# Supply chain game?



## Tucker (Feb 2, 2012)

Do you stay loyal to one supplier, or do you go with who offers you the lowest sf price? How much of a drop in price would make you move? I know customer service is a major part of this question, but say all things are equal in that category. Do you feel like you need to take the low number to stay up with your competition, and/or put more money in your pocket? I prefer to stay with one supplier as long as i can, but when another supplier quotes 15msf less ...how can I walk away from that. With that kind of difference I can make 5k extra that I wasn't expecting depending on the volume at the time. I try not to move that often, maybe every 8 mos. Just enough time for them to miss my call every other day..lol. Give it a week and the door starts knocking.
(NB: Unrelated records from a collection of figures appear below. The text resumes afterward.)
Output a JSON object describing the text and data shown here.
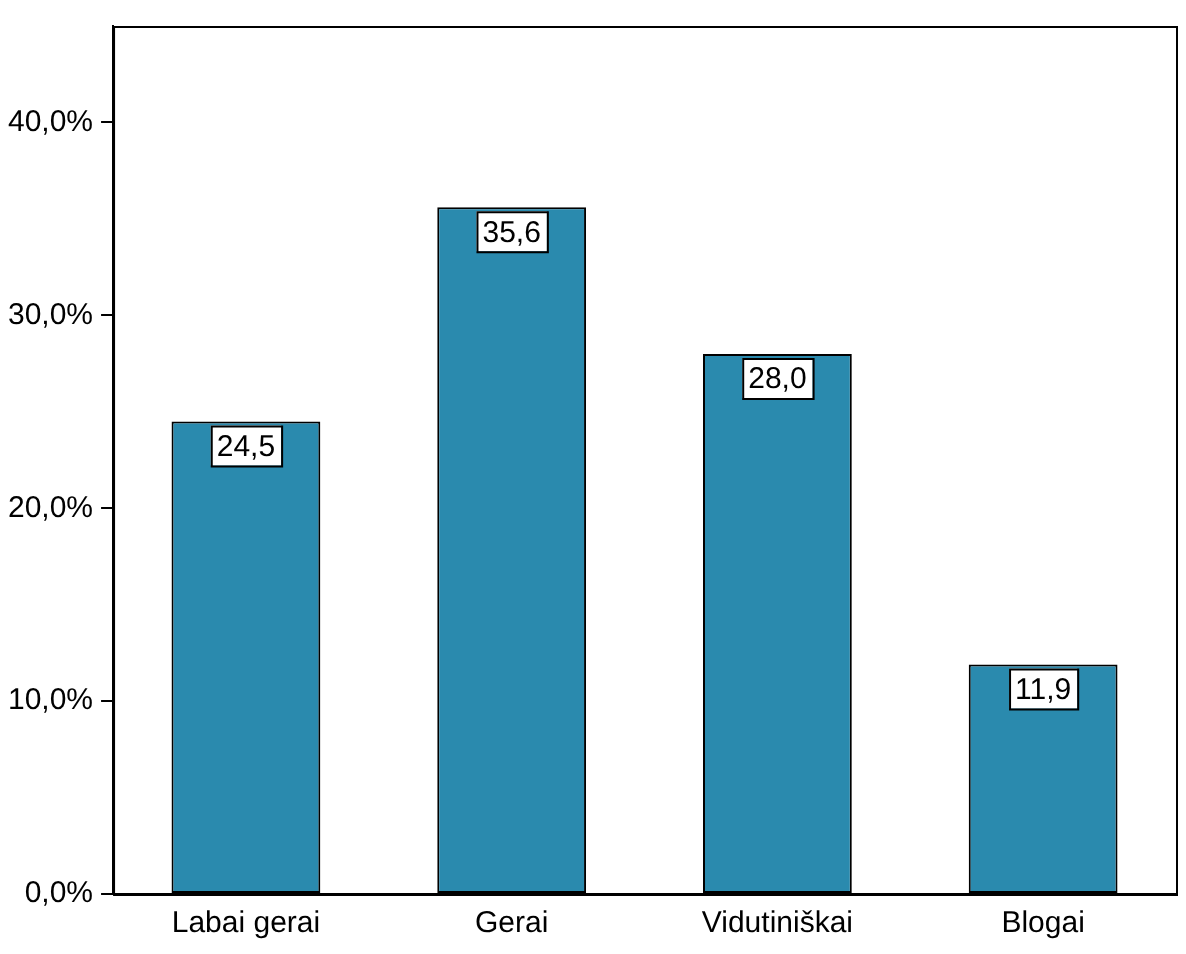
{
  "chart_data": {
    "type": "bar",
    "categories": [
      "Labai gerai",
      "Gerai",
      "Vidutiniškai",
      "Blogai"
    ],
    "values": [
      24.5,
      35.6,
      28.0,
      11.9
    ],
    "value_labels": [
      "24,5",
      "35,6",
      "28,0",
      "11,9"
    ],
    "color": "#2a8aae",
    "ylim": [
      0,
      45
    ],
    "yticks": [
      {
        "value": 0,
        "label": "0,0%"
      },
      {
        "value": 10,
        "label": "10,0%"
      },
      {
        "value": 20,
        "label": "20,0%"
      },
      {
        "value": 30,
        "label": "30,0%"
      },
      {
        "value": 40,
        "label": "40,0%"
      }
    ],
    "grid": false,
    "legend": false
  }
}
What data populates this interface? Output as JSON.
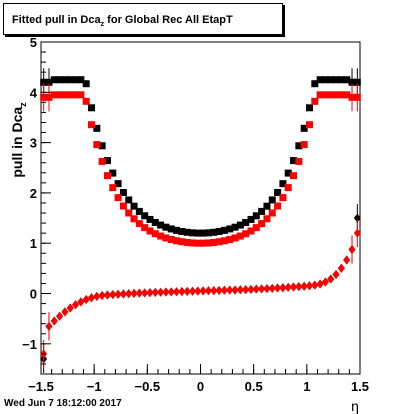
{
  "chart_data": {
    "type": "scatter",
    "title_main": "Fitted pull in Dca",
    "title_sub": "z",
    "title_rest": " for Global Rec All EtapT",
    "ylabel_main": "pull in Dca",
    "ylabel_sub": "z",
    "xlabel": "η",
    "xlim": [
      -1.5,
      1.5
    ],
    "ylim": [
      -1.6,
      5.0
    ],
    "xticks": [
      -1.5,
      -1,
      -0.5,
      0,
      0.5,
      1,
      1.5
    ],
    "xtick_labels": [
      "−1.5",
      "−1",
      "−0.5",
      "0",
      "0.5",
      "1",
      "1.5"
    ],
    "yticks": [
      -1,
      0,
      1,
      2,
      3,
      4,
      5
    ],
    "ytick_labels": [
      "−1",
      "0",
      "1",
      "2",
      "3",
      "4",
      "5"
    ],
    "grid": false,
    "series": [
      {
        "marker": "square",
        "color": "#000000",
        "shape": "width",
        "a": 1.2,
        "b": 1.08,
        "p": 5,
        "ends": 4.2
      },
      {
        "marker": "square",
        "color": "#ff0000",
        "shape": "width",
        "a": 1.0,
        "b": 0.95,
        "p": 5,
        "ends": 3.9
      },
      {
        "marker": "diamond",
        "color": "#000000",
        "shape": "mean",
        "ends_left": -1.3,
        "ends_right": 1.5
      },
      {
        "marker": "diamond",
        "color": "#ff0000",
        "shape": "mean",
        "ends_left": -1.2,
        "ends_right": 1.2
      }
    ]
  },
  "footer": {
    "date": "Wed Jun  7 18:12:00 2017"
  }
}
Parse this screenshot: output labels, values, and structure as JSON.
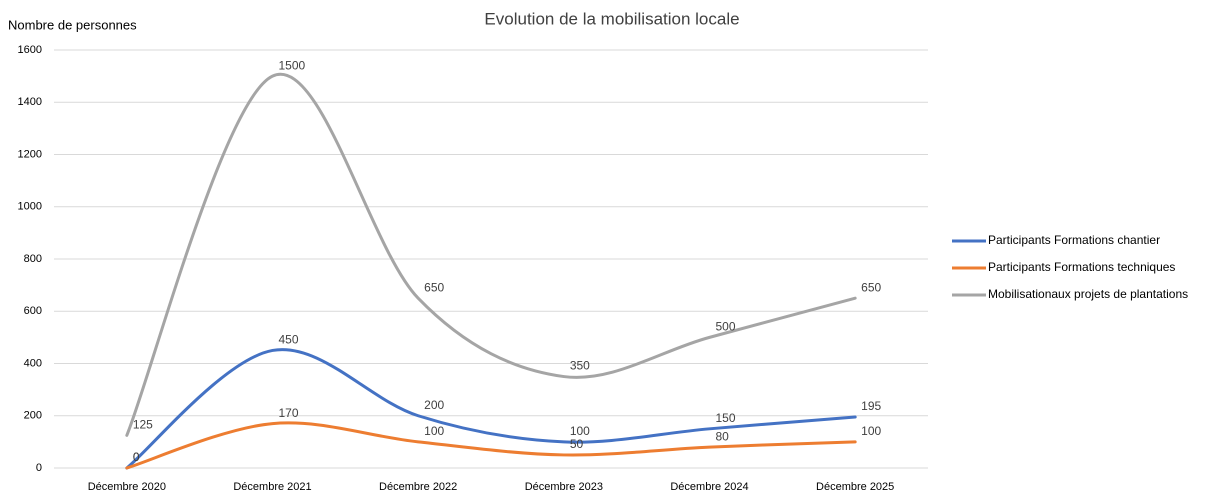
{
  "chart_data": {
    "type": "line",
    "title": "Evolution de la mobilisation locale",
    "y_label": "Nombre de personnes",
    "categories": [
      "Décembre 2020",
      "Décembre 2021",
      "Décembre 2022",
      "Décembre 2023",
      "Décembre 2024",
      "Décembre 2025"
    ],
    "series": [
      {
        "name": "Participants Formations chantier",
        "color": "#4472c4",
        "values": [
          0,
          450,
          200,
          100,
          150,
          195
        ]
      },
      {
        "name": "Participants Formations techniques",
        "color": "#ed7d31",
        "values": [
          0,
          170,
          100,
          50,
          80,
          100
        ]
      },
      {
        "name": "Mobilisationaux projets de plantations",
        "color": "#a5a5a5",
        "values": [
          125,
          1500,
          650,
          350,
          500,
          650
        ]
      }
    ],
    "ylim": [
      0,
      1600
    ],
    "yticks": [
      0,
      200,
      400,
      600,
      800,
      1000,
      1200,
      1400,
      1600
    ],
    "grid": true,
    "smooth": true,
    "legend": "right"
  }
}
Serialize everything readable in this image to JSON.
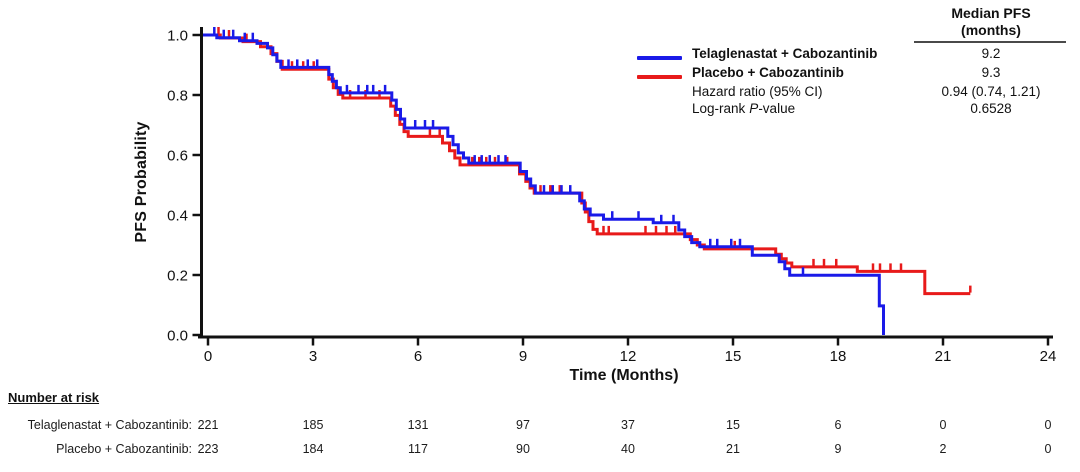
{
  "chart_data": {
    "type": "line",
    "subtype": "kaplan-meier-step",
    "title": "",
    "xlabel": "Time (Months)",
    "ylabel": "PFS Probability",
    "xlim": [
      0,
      24
    ],
    "ylim": [
      0.0,
      1.0
    ],
    "x_ticks": [
      0,
      3,
      6,
      9,
      12,
      15,
      18,
      21,
      24
    ],
    "y_ticks": [
      "0.0",
      "0.2",
      "0.4",
      "0.6",
      "0.8",
      "1.0"
    ],
    "grid": false,
    "legend_position": "top-right",
    "axis_color": "#111111",
    "series": [
      {
        "name": "Telaglenastat + Cabozantinib",
        "color": "#1a1ae8",
        "median_pfs": "9.2",
        "steps": [
          [
            0,
            1.0
          ],
          [
            0.25,
            0.991
          ],
          [
            0.9,
            0.981
          ],
          [
            1.4,
            0.972
          ],
          [
            1.7,
            0.957
          ],
          [
            1.85,
            0.934
          ],
          [
            1.97,
            0.913
          ],
          [
            2.08,
            0.892
          ],
          [
            3.45,
            0.868
          ],
          [
            3.55,
            0.846
          ],
          [
            3.67,
            0.824
          ],
          [
            3.78,
            0.807
          ],
          [
            5.25,
            0.783
          ],
          [
            5.38,
            0.752
          ],
          [
            5.5,
            0.72
          ],
          [
            5.62,
            0.69
          ],
          [
            6.85,
            0.662
          ],
          [
            7.0,
            0.634
          ],
          [
            7.15,
            0.607
          ],
          [
            7.3,
            0.59
          ],
          [
            7.45,
            0.573
          ],
          [
            8.92,
            0.545
          ],
          [
            9.1,
            0.52
          ],
          [
            9.22,
            0.497
          ],
          [
            9.35,
            0.473
          ],
          [
            10.62,
            0.447
          ],
          [
            10.75,
            0.42
          ],
          [
            10.92,
            0.4
          ],
          [
            11.3,
            0.386
          ],
          [
            12.72,
            0.374
          ],
          [
            13.45,
            0.35
          ],
          [
            13.62,
            0.328
          ],
          [
            13.82,
            0.308
          ],
          [
            14.05,
            0.294
          ],
          [
            15.55,
            0.266
          ],
          [
            16.32,
            0.244
          ],
          [
            16.48,
            0.221
          ],
          [
            16.62,
            0.199
          ],
          [
            19.18,
            0.097
          ],
          [
            19.3,
            0.0
          ]
        ],
        "censor_times": [
          0.18,
          0.45,
          0.72,
          1.05,
          1.28,
          2.3,
          2.55,
          2.85,
          3.12,
          3.97,
          4.3,
          4.55,
          4.72,
          5.06,
          5.92,
          6.2,
          6.43,
          7.62,
          7.82,
          8.05,
          8.3,
          8.5,
          9.6,
          9.85,
          10.1,
          10.35,
          11.55,
          12.3,
          12.95,
          13.3,
          14.35,
          14.55,
          14.95,
          15.2,
          17.0
        ]
      },
      {
        "name": "Placebo + Cabozantinib",
        "color": "#e81a1a",
        "median_pfs": "9.3",
        "steps": [
          [
            0,
            1.0
          ],
          [
            0.35,
            0.99
          ],
          [
            1.0,
            0.978
          ],
          [
            1.5,
            0.961
          ],
          [
            1.8,
            0.938
          ],
          [
            1.97,
            0.912
          ],
          [
            2.12,
            0.886
          ],
          [
            3.45,
            0.853
          ],
          [
            3.58,
            0.824
          ],
          [
            3.72,
            0.802
          ],
          [
            3.85,
            0.79
          ],
          [
            5.22,
            0.763
          ],
          [
            5.35,
            0.732
          ],
          [
            5.48,
            0.702
          ],
          [
            5.6,
            0.678
          ],
          [
            5.72,
            0.662
          ],
          [
            6.7,
            0.64
          ],
          [
            6.9,
            0.614
          ],
          [
            7.05,
            0.59
          ],
          [
            7.2,
            0.567
          ],
          [
            8.9,
            0.537
          ],
          [
            9.08,
            0.512
          ],
          [
            9.2,
            0.49
          ],
          [
            9.32,
            0.473
          ],
          [
            10.68,
            0.44
          ],
          [
            10.78,
            0.41
          ],
          [
            10.88,
            0.378
          ],
          [
            11.0,
            0.352
          ],
          [
            11.12,
            0.337
          ],
          [
            13.78,
            0.318
          ],
          [
            13.98,
            0.3
          ],
          [
            14.18,
            0.287
          ],
          [
            16.22,
            0.269
          ],
          [
            16.38,
            0.254
          ],
          [
            16.52,
            0.24
          ],
          [
            16.68,
            0.227
          ],
          [
            18.55,
            0.212
          ],
          [
            20.48,
            0.138
          ],
          [
            21.78,
            0.138
          ]
        ],
        "censor_times": [
          0.3,
          0.6,
          1.1,
          2.4,
          2.72,
          3.02,
          4.06,
          4.5,
          4.9,
          6.34,
          6.62,
          7.55,
          7.75,
          7.95,
          8.2,
          8.55,
          9.5,
          9.78,
          10.05,
          11.3,
          11.45,
          12.5,
          12.8,
          13.1,
          13.35,
          15.05,
          17.3,
          17.6,
          17.95,
          19.0,
          19.2,
          19.5,
          19.8,
          21.78
        ]
      }
    ],
    "stats": {
      "median_header_line1": "Median PFS",
      "median_header_line2": "(months)",
      "hazard_ratio_label": "Hazard ratio (95% CI)",
      "hazard_ratio_value": "0.94 (0.74, 1.21)",
      "logrank_label_pre": "Log-rank",
      "logrank_label_italic": "P",
      "logrank_label_post": "-value",
      "logrank_value": "0.6528"
    }
  },
  "number_at_risk": {
    "title": "Number at risk",
    "rows": [
      {
        "label": "Telaglenastat + Cabozantinib:",
        "counts": [
          221,
          185,
          131,
          97,
          37,
          15,
          6,
          0,
          0
        ]
      },
      {
        "label": "Placebo + Cabozantinib:",
        "counts": [
          223,
          184,
          117,
          90,
          40,
          21,
          9,
          2,
          0
        ]
      }
    ]
  }
}
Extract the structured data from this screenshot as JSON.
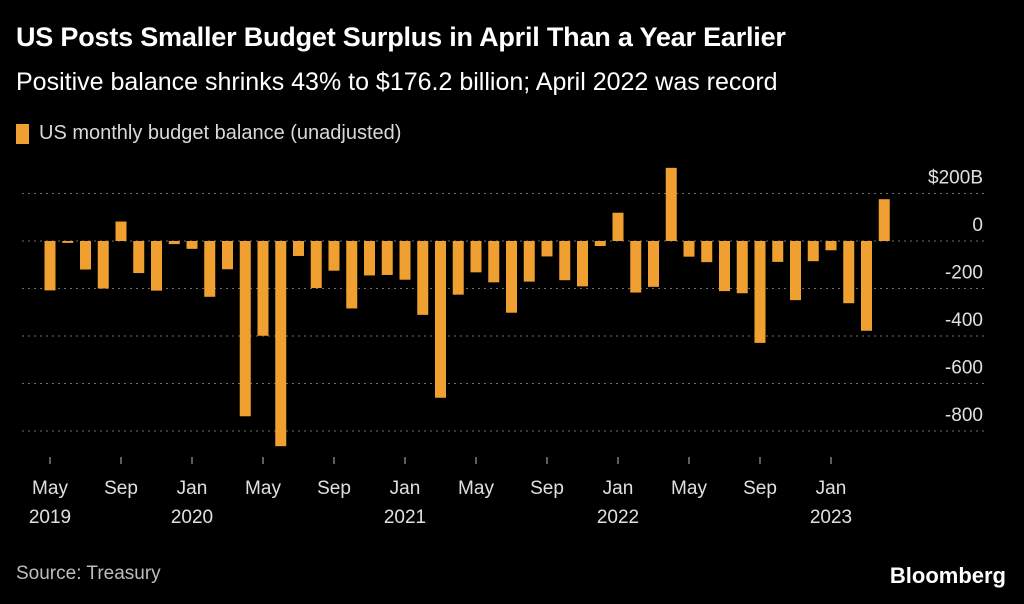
{
  "chart_data": {
    "type": "bar",
    "title": "US Posts Smaller Budget Surplus in April Than a Year Earlier",
    "subtitle": "Positive balance shrinks 43% to $176.2 billion; April 2022 was record",
    "legend": "US monthly budget balance (unadjusted)",
    "source": "Source: Treasury",
    "brand": "Bloomberg",
    "bar_color": "#f0a030",
    "ylim": [
      -860,
      310
    ],
    "y_ticks": [
      {
        "value": 200,
        "label": "$200B"
      },
      {
        "value": 0,
        "label": "0"
      },
      {
        "value": -200,
        "label": "-200"
      },
      {
        "value": -400,
        "label": "-400"
      },
      {
        "value": -600,
        "label": "-600"
      },
      {
        "value": -800,
        "label": "-800"
      }
    ],
    "x_ticks": [
      {
        "index": 0,
        "month": "May",
        "year": "2019"
      },
      {
        "index": 4,
        "month": "Sep",
        "year": ""
      },
      {
        "index": 8,
        "month": "Jan",
        "year": "2020"
      },
      {
        "index": 12,
        "month": "May",
        "year": ""
      },
      {
        "index": 16,
        "month": "Sep",
        "year": ""
      },
      {
        "index": 20,
        "month": "Jan",
        "year": "2021"
      },
      {
        "index": 24,
        "month": "May",
        "year": ""
      },
      {
        "index": 28,
        "month": "Sep",
        "year": ""
      },
      {
        "index": 32,
        "month": "Jan",
        "year": "2022"
      },
      {
        "index": 36,
        "month": "May",
        "year": ""
      },
      {
        "index": 40,
        "month": "Sep",
        "year": ""
      },
      {
        "index": 44,
        "month": "Jan",
        "year": "2023"
      }
    ],
    "categories": [
      "2019-05",
      "2019-06",
      "2019-07",
      "2019-08",
      "2019-09",
      "2019-10",
      "2019-11",
      "2019-12",
      "2020-01",
      "2020-02",
      "2020-03",
      "2020-04",
      "2020-05",
      "2020-06",
      "2020-07",
      "2020-08",
      "2020-09",
      "2020-10",
      "2020-11",
      "2020-12",
      "2021-01",
      "2021-02",
      "2021-03",
      "2021-04",
      "2021-05",
      "2021-06",
      "2021-07",
      "2021-08",
      "2021-09",
      "2021-10",
      "2021-11",
      "2021-12",
      "2022-01",
      "2022-02",
      "2022-03",
      "2022-04",
      "2022-05",
      "2022-06",
      "2022-07",
      "2022-08",
      "2022-09",
      "2022-10",
      "2022-11",
      "2022-12",
      "2023-01",
      "2023-02",
      "2023-03",
      "2023-04"
    ],
    "values": [
      -208,
      -8,
      -120,
      -200,
      82,
      -135,
      -209,
      -13,
      -33,
      -235,
      -119,
      -738,
      -399,
      -864,
      -63,
      -198,
      -125,
      -284,
      -145,
      -143,
      -163,
      -311,
      -660,
      -226,
      -132,
      -174,
      -302,
      -171,
      -65,
      -165,
      -191,
      -21,
      119,
      -217,
      -193,
      308,
      -66,
      -89,
      -211,
      -220,
      -429,
      -88,
      -249,
      -85,
      -39,
      -262,
      -378,
      176
    ]
  }
}
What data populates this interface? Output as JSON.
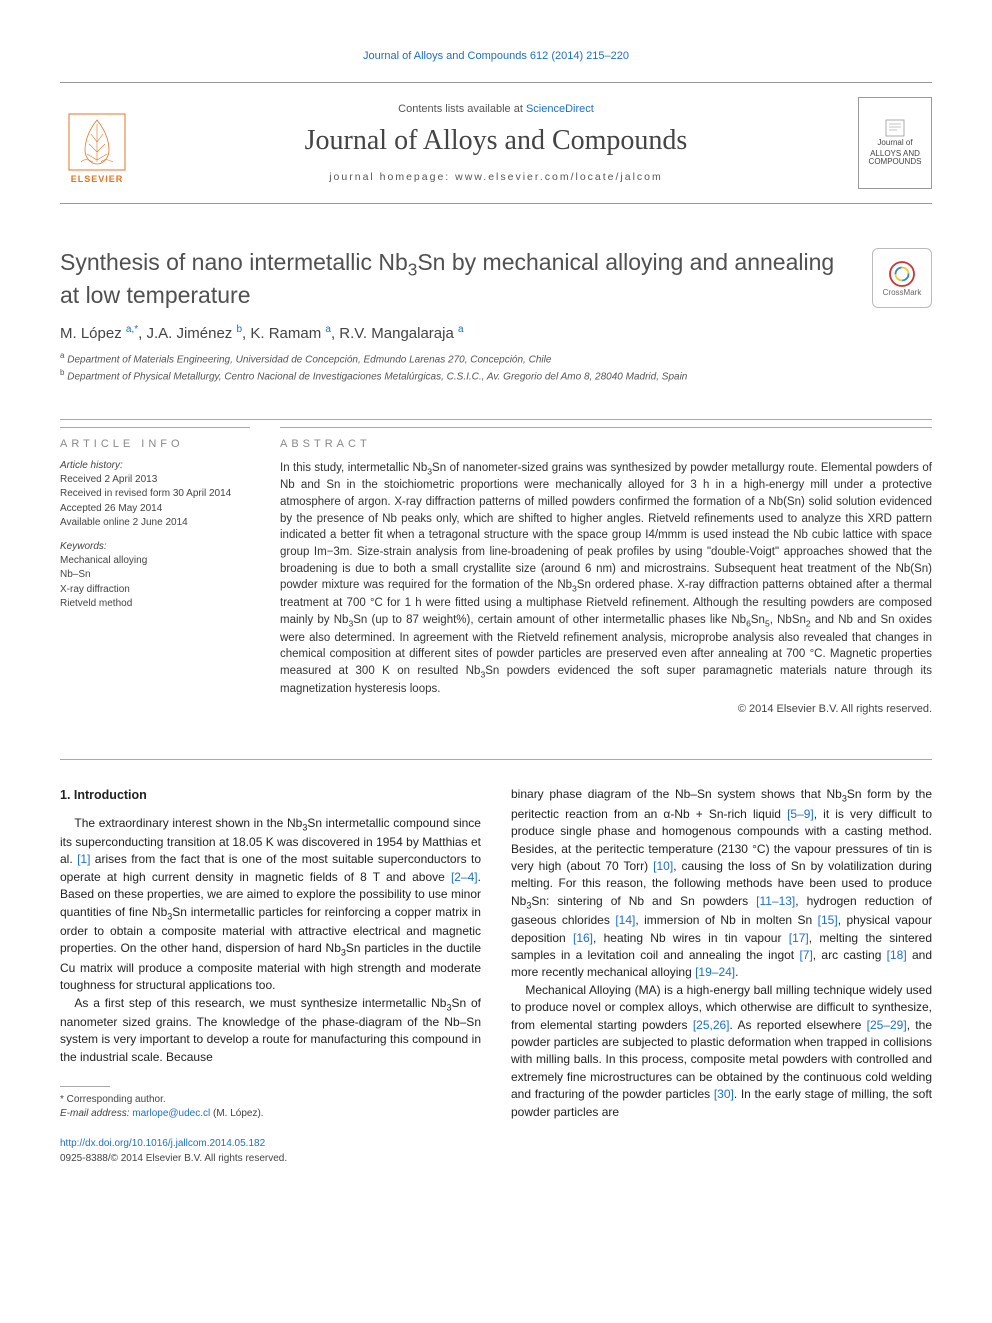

The other consideration; Having one supplier that you have been with for years, do they really have your back? Are they going to tell you when there is a price drop or when small material like Mud starts to rise .25 cents a box? I call it boiling the frog slowly. Small price increase in your bill that creep up. Does anyone ever have a supplier that keeps their rock price lower than other when Manufacture's increase go in effect? Even though getting the lowest price is appealing, I feel that dependability and quality of work speaks volumes over the 1-2 dollars a board you can cut...your thoughts? Also, I know that karma can bite back pretty darn hard.


----------



## 2buckcanuck (Jul 9, 2010)

Always go for the best deal, never deal with one supplier because they get all kissy kissy with you. Or next thing you know, they could become the only supply house in town, and guess what you will be kissing.:yes:

at least that's our Canadian communist way of thinking. Keep them equal and competitive , or you could end up with a greedy capitalist that will control the whole market:whistling2:


----------



## Mudshark (Feb 8, 2009)

I think it is best to stay loyal as long as they are treating you well. If its only nickels and dimes difference in price not so bad. When the difference gets to be too much, and you explain this to your supplier, they may do their best to match the other guys price to not lose you. 

Sometimes it can still be good to go with someone else a while if you feel they are not treating you right. 

If they take you out on a fishing trip and buy all the beer then maybe you should stick with them a bit longer.


----------